I'm sorry KKat but there are a few lines here of the Orb I don't quite get.

What, the flying?” the tour guide asks, only to chuckle a moment later. “Oh, that? I wouldn’t worry. That’s rated for adults.”

The rest of the class had reached the far end of the catwalk, the metal platform jutting out over the vats that the smiling Sparkle~Cola guide is explaining regulates mixing in “the special ingredient that makes Sparke~Cola Rainbow that

The first is where I don't quite get what he's meaning here, "That's rated for adults" I feel like you skipped something there, it's out of context.

The second one, also doesn't have full context, it's like you missed something there? I don't get quite the meaning of that, could you perhaps help me understand a bit more about this?

1602830

“Oh, that? I wouldn’t worry. That’s rated for adults.”

Being up ahead, the teacher saw the "Max Load" notice before your host did and asked if the number of students would be a problem. The tour guide dismissed her worries, noting that the rating was based on adult ponies, not foals.

Sparke~Cola Rainbow that

Oops.

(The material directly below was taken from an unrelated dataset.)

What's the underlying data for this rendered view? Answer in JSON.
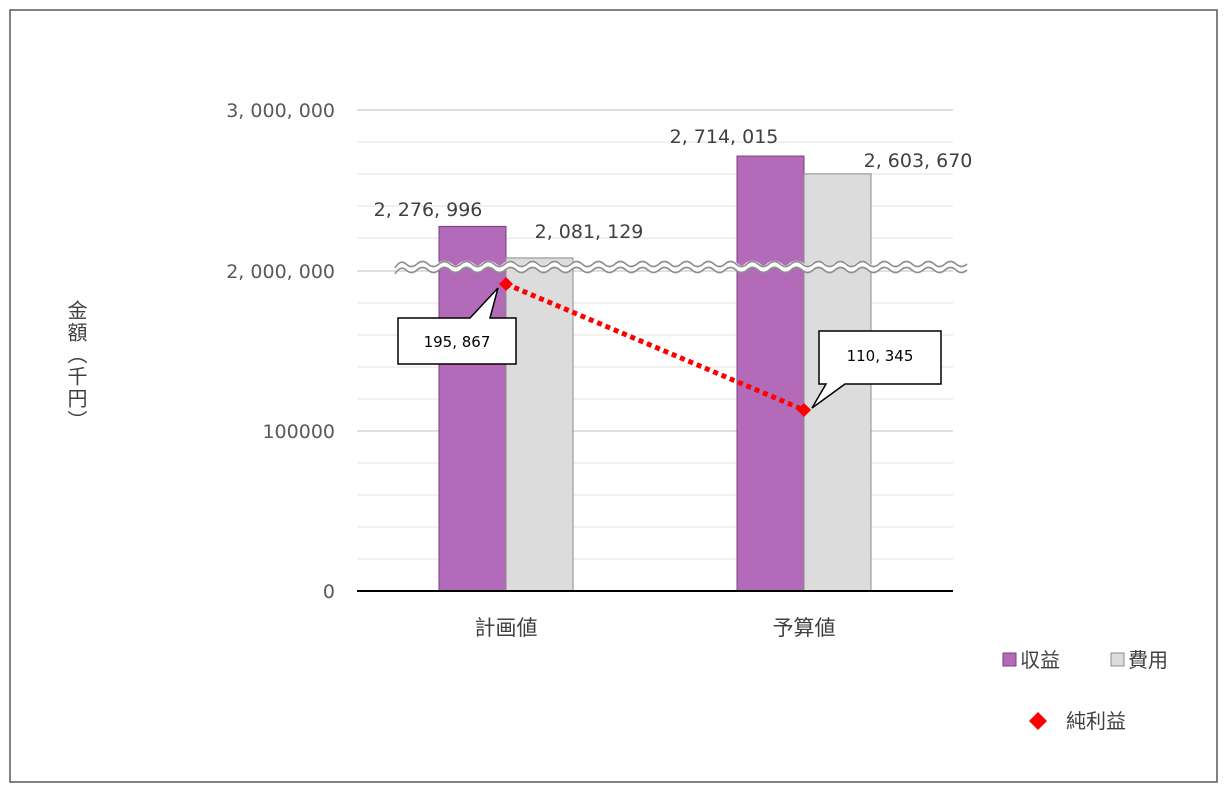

Fixed.

1602811

:rainbowderp:
... wow. That slipped right by me - I can't believe I missed that.
Am I going to have to break out the whiteboards with the conspiracy charts on?

"Perpetual Sunshine"

:derpyderp2:
This really shouldn't surprise me.
And yet, somehow I just can't bring myself to believe it.

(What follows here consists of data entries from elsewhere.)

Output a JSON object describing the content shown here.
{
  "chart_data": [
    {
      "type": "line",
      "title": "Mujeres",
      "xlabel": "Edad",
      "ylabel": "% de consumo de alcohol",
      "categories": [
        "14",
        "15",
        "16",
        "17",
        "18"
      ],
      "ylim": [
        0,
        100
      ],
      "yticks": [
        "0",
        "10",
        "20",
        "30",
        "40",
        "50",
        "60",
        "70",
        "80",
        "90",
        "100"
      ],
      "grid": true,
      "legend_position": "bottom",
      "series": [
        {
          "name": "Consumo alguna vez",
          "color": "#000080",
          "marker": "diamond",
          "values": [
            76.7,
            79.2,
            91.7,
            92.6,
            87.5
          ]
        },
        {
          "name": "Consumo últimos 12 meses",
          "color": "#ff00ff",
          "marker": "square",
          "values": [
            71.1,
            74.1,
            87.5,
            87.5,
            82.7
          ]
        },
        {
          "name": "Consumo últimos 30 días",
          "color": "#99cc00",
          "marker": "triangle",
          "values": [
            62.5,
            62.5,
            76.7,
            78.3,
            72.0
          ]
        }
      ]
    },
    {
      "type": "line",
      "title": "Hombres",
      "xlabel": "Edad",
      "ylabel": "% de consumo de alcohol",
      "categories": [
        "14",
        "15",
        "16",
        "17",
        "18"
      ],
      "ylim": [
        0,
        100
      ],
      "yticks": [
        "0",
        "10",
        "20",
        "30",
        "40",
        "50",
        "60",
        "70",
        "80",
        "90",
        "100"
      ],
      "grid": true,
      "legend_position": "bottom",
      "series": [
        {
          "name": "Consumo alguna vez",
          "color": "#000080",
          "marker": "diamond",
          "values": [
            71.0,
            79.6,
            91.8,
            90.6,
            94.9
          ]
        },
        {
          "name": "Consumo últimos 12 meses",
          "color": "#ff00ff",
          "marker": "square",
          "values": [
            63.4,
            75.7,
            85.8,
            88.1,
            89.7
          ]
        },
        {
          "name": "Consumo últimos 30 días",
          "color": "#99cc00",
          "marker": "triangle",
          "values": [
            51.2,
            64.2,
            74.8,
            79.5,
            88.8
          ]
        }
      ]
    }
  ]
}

schockwellenreiter.de/images/doramad.jpg

From Wikipedia, the free encyclopedia
Doramad Radioactive Toothpaste (Doramad Radioaktive Zahncreme) was produced in Germany by Auergesellschaft of Berlin from the 1920s through World War II.
The toothpaste was slightly radioactive because it contained small amounts of thorium obtained from monazite sands. Auergesellschaft used thorium and rare earths in making industrial products including mantles for gas lanterns; the toothpaste was produced as a byproduct. Its radioactive content was promoted as imparting health benefits, including antibacterial action and a contribution to strengthening the "defenses of teeth and gums".

Gotta get one of these...

Theres a Fo:E roleplaying game? Man, I miss eveything.

Wow, that's kind of brutal. Merciful end indeed.

:rainbowderp::pinkiesad2::fluttercry:

Dang...I forgot how dark FO:E can be.

Goodness, when you write tragedy, its made too personal to brush off.

Now I'm off to find something to cheer me up.

Where get?

VBA

Catwalks above drangeous things, the desing of deaht. Litllepip warned you guys.

Wait, if we have this memory orb. That means Ink survived, right?!

Also, where are you plaing this Roleplay game? In a forum?

We estimate nor more than ten weeks for the order to be filled.

no

I wonder: what do you think about the weight of pegasi? I assume that they'd have to be a lower weight in order to fly. Unless it's just something like pegasus magic.

Awesome worldbuilding as always.

1603999

I've always thought it was a combination of physiology and magic.

I'm also curious on what Kkat's head-cannon is.

That was incredible! Oh man, I wish I had campaigns like that. :pinkiesad2:

1603358 You'd think it would end in rainbows, but you'd be wrong! :rainbowwild:

Damn! That memory! And that name, inkblot, where have I heard it before?

Makes you wonder if the Enclave remembered this and did something similar to foals who couldn't fly, or criminals, or maybe even Dashite's that tried hiding above the clouds or something...

:pinkiegasp: IDEAAAAAA! :raritystarry:

*grabs notebook and pen* Let's do this. :rainbowdetermined2:

1603182 Why am I not suprised that this would make sense in FO:E or regular Fallout?

2424793 Because in FoE and Fallout games is radiation everywhere.

I have question for Kkat. Memory orb can be extracted only from living ponies right? So Inkie survived.